But the Democrats had a few problems of their own, such as Rep. Alan B. Mollohan (W.Va.), the ranking Democrat on the ethics committee. Mollohan had fought Republican efforts to completely defang the already weakened committee, but a conservative nonprofit group revealed that he had become rich while serving in Congress, often through real estate deals with beneficiaries of his earmarks.

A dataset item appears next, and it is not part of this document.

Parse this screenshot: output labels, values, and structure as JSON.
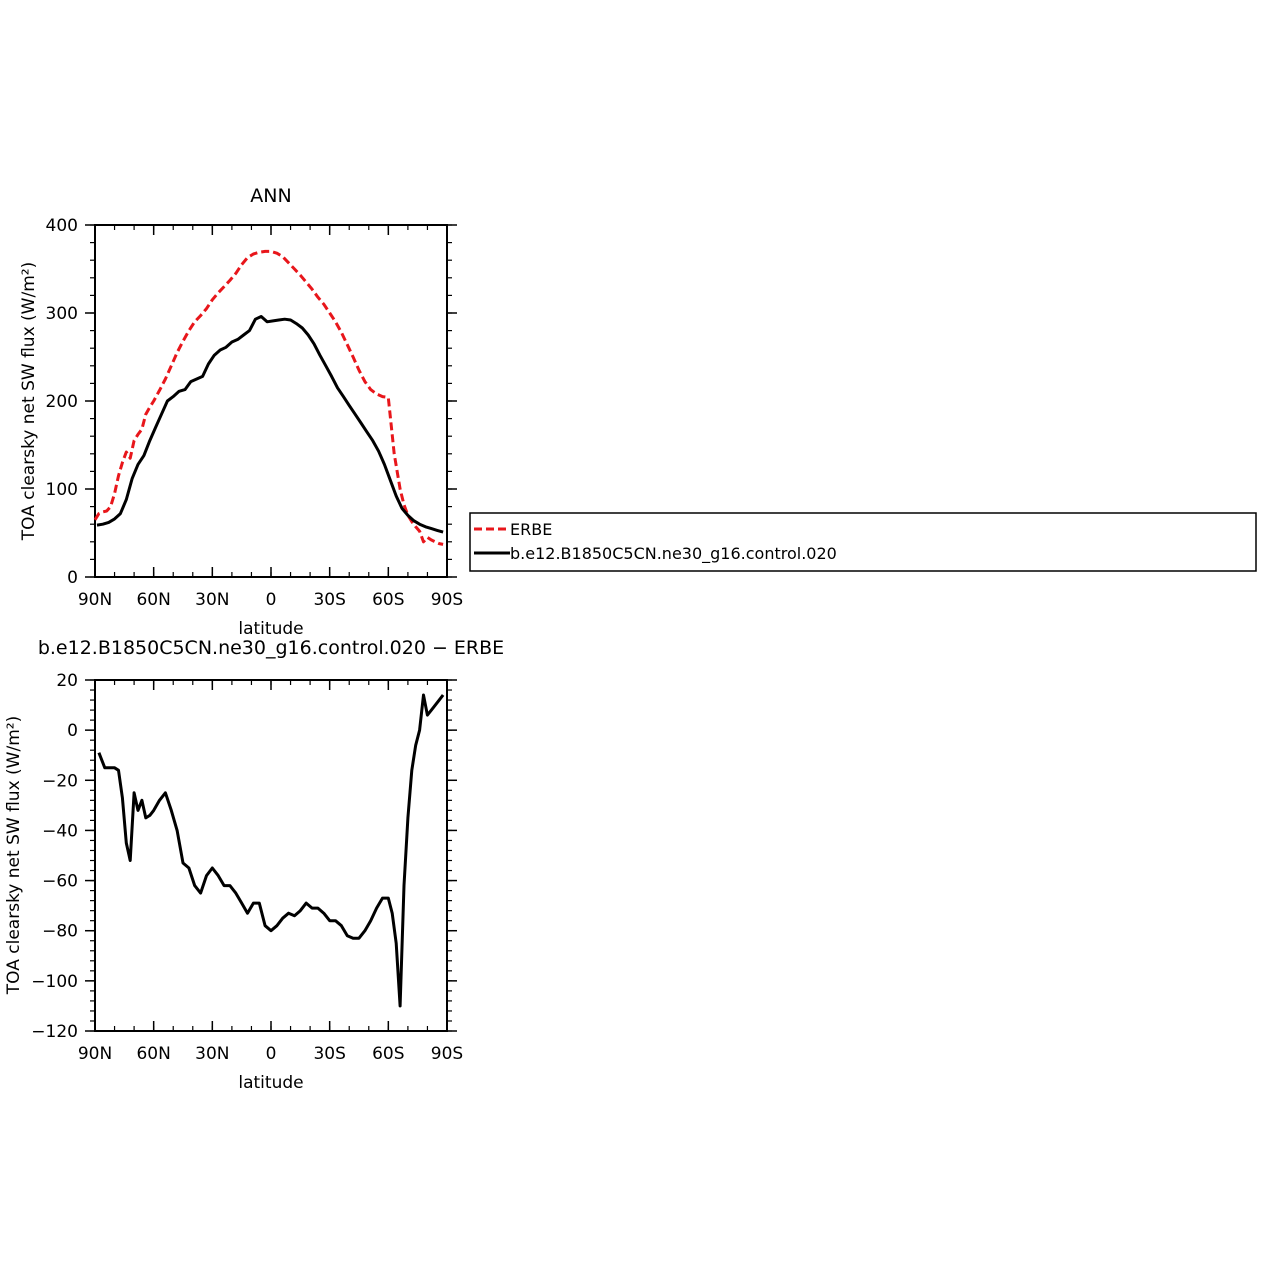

Pelosi liked Mollohan, and she thought that he was being targeted by House Speaker J. Dennis Hastert (Ill.) and other Republicans as payback. But the story of Mollohan's millions did not go away, and within days, she asked him to leave the Committee on Standards of Official Conduct, as the House ethics panel is formally known. She wanted to draw a clear distinction between Democrats and Republicans, who had given DeLay and Ney standing ovations long after their ethical problems became clear.
Mollohan grudgingly agreed to step aside. "There was no alternative," recalled Murtha, a close friend of Mollohan's and Pelosi's.
But Pelosi never pressured Mollohan to give up his seat on the House Appropriations Committee. "She would have talked to me if she was even considering it," Murtha said.
Pelosi faced a trickier dilemma with Jefferson, whose former aide had implicated him in a bribery scheme. For months, Pelosi took no action, saying the legal system should run its course. Jefferson was allowed to brief House Democrats about Katrina at a caucus meeting, and he held a campaign fundraiser at Democratic headquarters.
A Harvard Law School graduate who had picked cotton as a boy, Jefferson was Louisiana's first black representative since Reconstruction. And Pelosi was wary of antagonizing the Congressional Black Caucus, one of her party's most influential factions.
But on May 20, 2006, at 7:15 p.m., federal agents raided Jefferson's office on Capitol Hill, the first time that had ever happened to a sitting congressman. And the FBI affidavit justifying the raid revealed the inconvenient $90,000 in the freezer, along with transcripts of a taped conversation that appeared to capture Jefferson soliciting a bribe.